Around three weeks ago, I decided that I wanted to enhance my experience in Infinite Flight by flying as realistically as possible. I was always striving for realism as I find it fun, but I never had the proper time (or motivation!) to go one step further and learn any of the advanced navigation techniques like navigating VORs, NDBs and flying various types of GPS approaches. I started with DeerCrusher’s tutorial about how to fly a DME arc. My motivation was to replicate a flight I flew in real-life the day before which utilised a DME arc for its approach. Below you can see my real-life flight utilising a DME arc and then my attempt at the same procedure in Infinite Flight; as you can see, it is pretty close!
After I learned this new technique (and realised it really is not as complicated as I expected), I challenged myself to fly all my departures and arrivals as realistically as possible. The way I approached this challenge was to select a flight, read the charts for my selected departure and arrival and try to replicate them. I knew that if I just started to learn all the advanced navigation techniques at once without applying them, I would lose motivation quickly and most probably forget what I learned.
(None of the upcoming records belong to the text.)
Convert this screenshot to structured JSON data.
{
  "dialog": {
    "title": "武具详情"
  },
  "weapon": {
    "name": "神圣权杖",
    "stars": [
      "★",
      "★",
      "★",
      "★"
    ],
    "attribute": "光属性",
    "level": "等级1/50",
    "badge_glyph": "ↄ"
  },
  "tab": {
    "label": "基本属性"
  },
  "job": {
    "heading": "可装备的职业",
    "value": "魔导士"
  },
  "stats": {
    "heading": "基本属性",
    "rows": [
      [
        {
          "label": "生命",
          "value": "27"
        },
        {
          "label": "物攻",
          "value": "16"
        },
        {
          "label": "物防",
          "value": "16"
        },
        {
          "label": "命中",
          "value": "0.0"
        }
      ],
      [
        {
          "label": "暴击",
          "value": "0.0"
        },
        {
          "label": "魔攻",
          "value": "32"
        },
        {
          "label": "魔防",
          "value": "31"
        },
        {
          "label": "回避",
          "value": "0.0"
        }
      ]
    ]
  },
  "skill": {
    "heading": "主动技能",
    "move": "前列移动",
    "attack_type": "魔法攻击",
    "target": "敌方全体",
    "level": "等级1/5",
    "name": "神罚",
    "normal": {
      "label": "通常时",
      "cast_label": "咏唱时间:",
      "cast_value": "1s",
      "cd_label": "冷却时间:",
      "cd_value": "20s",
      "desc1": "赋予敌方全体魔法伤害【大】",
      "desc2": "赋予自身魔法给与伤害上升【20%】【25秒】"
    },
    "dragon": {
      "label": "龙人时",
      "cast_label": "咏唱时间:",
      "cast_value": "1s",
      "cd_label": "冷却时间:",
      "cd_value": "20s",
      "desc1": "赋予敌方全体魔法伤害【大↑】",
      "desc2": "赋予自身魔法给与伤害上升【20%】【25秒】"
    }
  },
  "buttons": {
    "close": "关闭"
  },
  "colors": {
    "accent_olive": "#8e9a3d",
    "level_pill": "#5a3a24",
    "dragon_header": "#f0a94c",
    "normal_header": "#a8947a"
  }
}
As a result, I tried to perform a departure out of LCLK which involved intercepting a radial from a VOR. I never really attempted to fly using VORs (except for the occasional test), so the idea of intercepting a radial was very new to me. I re-watched the official Infinite Flight tutorial on how to navigate using VORs after which I was set to complete my departure realistically as possible. The tutorial is amazing and goes over not only how and what a VOR is, but how you can fly them in Infinite Flight which was particularly useful; I highly recommend to check it out even if it may seem rather overwhelming at first.
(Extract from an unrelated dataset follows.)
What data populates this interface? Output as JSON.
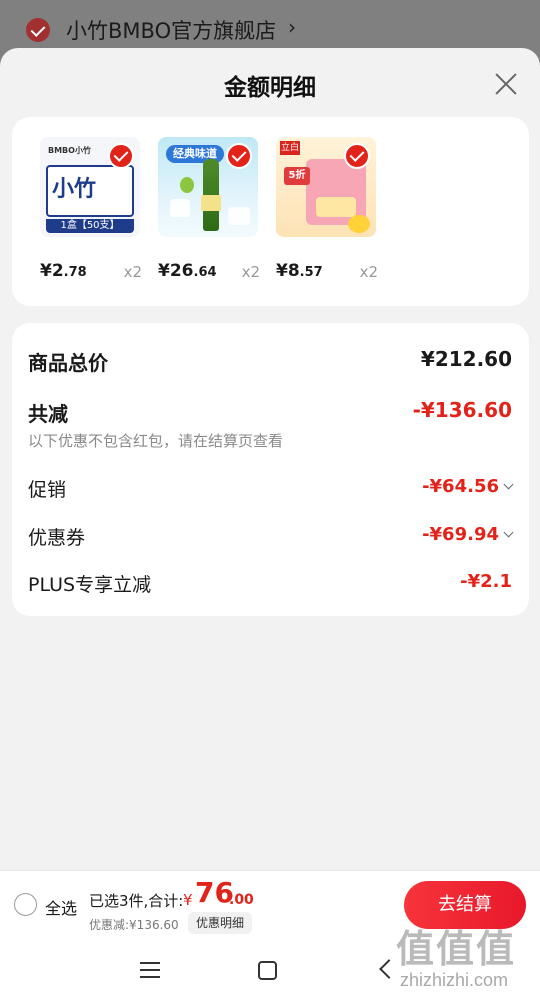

And just like that – I completed my first VOR departure. Similarly to the DME arc procedure, VOR navigation was not as complicated as I first expected. The best way I can describe the whole process of navigating using VORs is that it is pretty similar to flying an ILS approach, except instead of intercepting a localiser, you’re just intercepting a ‘heading’ (a radial) and that there is no glideslope to follow. A useful ‘tip’ I learned after practicing various VOR departures/arrivals, is that the LNAV in Infinite Flight will automatically intercept the radial if setup correctly which reduced my workload if performing a complex departure/arrival involving many VORs.
I then repeated the process of reading charts, learning about a specific navigation technique that was a part of the departure/arrival and moved on from there. The latest technique I learned was how to navigate using NDBs. I’m still very much new to this, and still learning, but this is an incredibly fun experience that I’ve never really tried before. It is far more satisfying completing a proper departure/arrival than just turning on LNAV 1,500 feet after departure. There are plenty of tutorials available created by fellow community members on the Infinite Flight forum about these navigation techniques, and I highly recommend those looking to get the most out of Infinite Flight to try and explore these navigation techniques to enhance their experience. It is seriously fun.
I also want to give a massive ‘thank you’ to everyone who helped me by answering my questions in the IFATC about these navigation techniques. We are a community filled with many knowledgeable members, and I appreciate everyone who has shared their knowledge with me.